Socceroos captain Lucas Neill says his side will be drawing on past experiences when they go head-to-head with Japan in their crucial AFC World Cup qualifier at Suncorp Stadium on Tuesday night.
The Socceroos and the Blue Samurai have built a great rivalry in recent years as the top teams in Asia and with both teams fighting for supremacy in Group B in the fourth stage of World Cup qualifying Neill and his men will be calling on memories of battles past – both glorious and failed – for inspiration.
At the 2006 FIFA World Cup in Germany a Tim Cahill-inspired Socceroos scored three goals in the final 10 minutes to defeat Japan 3-1 in Kaiserslautern.
And more recently, in the 2011 Asian Cup final in Doha, Japan's Tadanari Lee broke a 0-0 deadlock after 109 epic minutes as Japan lifted the trophy.

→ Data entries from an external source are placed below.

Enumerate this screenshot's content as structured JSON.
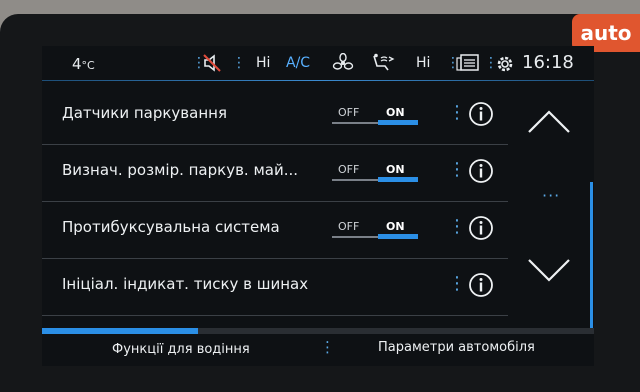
{
  "watermark": {
    "text": "auto"
  },
  "status_bar": {
    "temperature": "4",
    "temperature_unit": "°C",
    "fan_left": "Hi",
    "ac_label": "A/C",
    "fan_right": "Hi",
    "clock": "16:18",
    "dot_separator": "⋮"
  },
  "settings": {
    "rows": [
      {
        "label": "Датчики паркування",
        "off_label": "OFF",
        "on_label": "ON",
        "state": "ON"
      },
      {
        "label": "Визнач. розмір. паркув. май...",
        "off_label": "OFF",
        "on_label": "ON",
        "state": "ON"
      },
      {
        "label": "Протибуксувальна система",
        "off_label": "OFF",
        "on_label": "ON",
        "state": "ON"
      },
      {
        "label": "Ініціал. індикат. тиску в шинах"
      }
    ],
    "menu_glyph": "⋮",
    "more_glyph": "···"
  },
  "bottom_bar": {
    "progress_fraction": 0.5,
    "tab_driver": "Функції для водіння",
    "tab_vehicle": "Параметри автомобіля",
    "separator": "⋮"
  },
  "colors": {
    "accent": "#2b8fe6",
    "background": "#0e1114",
    "text": "#eef1f3"
  }
}
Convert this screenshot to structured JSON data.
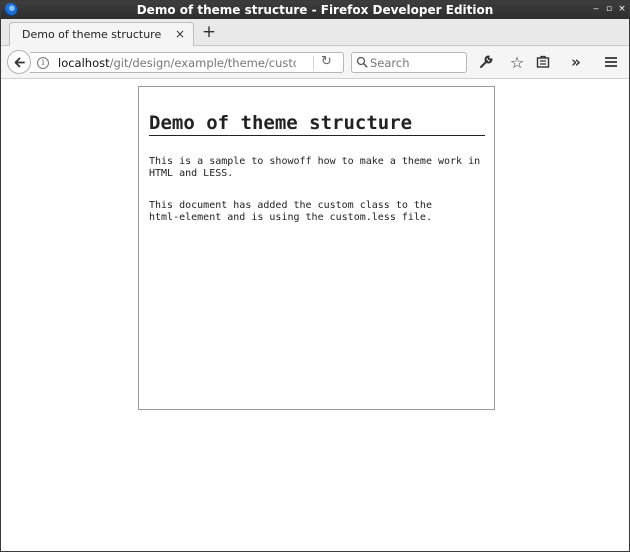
{
  "window": {
    "title": "Demo of theme structure - Firefox Developer Edition",
    "controls": {
      "minimize": "‒",
      "maximize": "▫",
      "close": "×"
    }
  },
  "tabs": [
    {
      "label": "Demo of theme structure",
      "close": "×"
    }
  ],
  "new_tab_label": "+",
  "navbar": {
    "url_host": "localhost",
    "url_path": "/git/design/example/theme/custom",
    "search_placeholder": "Search",
    "icons": [
      "back-arrow-icon",
      "info-icon",
      "reload-icon",
      "search-icon",
      "wrench-icon",
      "star-icon",
      "library-icon",
      "overflow-chevron-icon",
      "hamburger-menu-icon"
    ],
    "overflow_label": "»"
  },
  "page": {
    "heading": "Demo of theme structure",
    "paragraphs": [
      "This is a sample to showoff how to make a theme work in\nHTML and LESS.",
      "This document has added the custom class to the\nhtml-element and is using the custom.less file."
    ]
  }
}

"Over the years we have played some great games against Japan," Neill said.
"(In the 2006 World Cup) we were very new to the tournament.
"The way that we came back from 1-0 to win just sent us on a high going into our next games.
"It's experiences like that one that's given everybody the taste and the feeling that they want to continue to experience those kind of moments on the world stage.
"(The Asian Cup final) is probably a nice memory for Japan and a bad memory for us.
"We lost to perhaps one lapse in concentration.
"It's situations like that which give us the motivation and desire to put things right.
"Beating Japan would be a great way to heal us."
With Japan jumping out of the blocks in this stage of qualifying with emphatic wins over Jordan (6-0) and Oman (3-0) Neill has firmly placed the favourites tag on the visitors despite betting markets suggesting otherwise.
The Socceroos only returned home from their 0-0 draw in oppressive Omani conditions on Sunday while Japan have had a solid preparation playing their opening two matches at home and flying into Brisbane on Saturday.
"This game is very important for us because we are at home – we need to get maximum points," Neill said.
"But I actually think Japan is favourite for this game – they've had a better preparation.
"When you win you play with confidence so Japan is the form team.
"But by no means do we see that as a bad thing – we like the underdog tag."
Neill believes that Japan's stunning start to this stage of qualifying, which has them on top with six points, will allow them to play their own style of football against Australia.
"They are here full of confidence and maybe they think can leave on nine points, they would settle for seven, and if they leave on six, they leave on six," he said.
"The first goal is going to be very important. It is vital that we limit our opposition and then make them feel the pressure in front of goal to give ourselves the best chance of scoring."
Japan have gone past Australia in the FIFA rankings to take the tag of Asia's best team.
Neill said that while the rankings were not important to the Socceroos, there was a feeling in the camp that those rankings were unjust.
"We don't believe we are second best," he said.
"We don't worry too much about the rankings – they are on paper and we play on grass."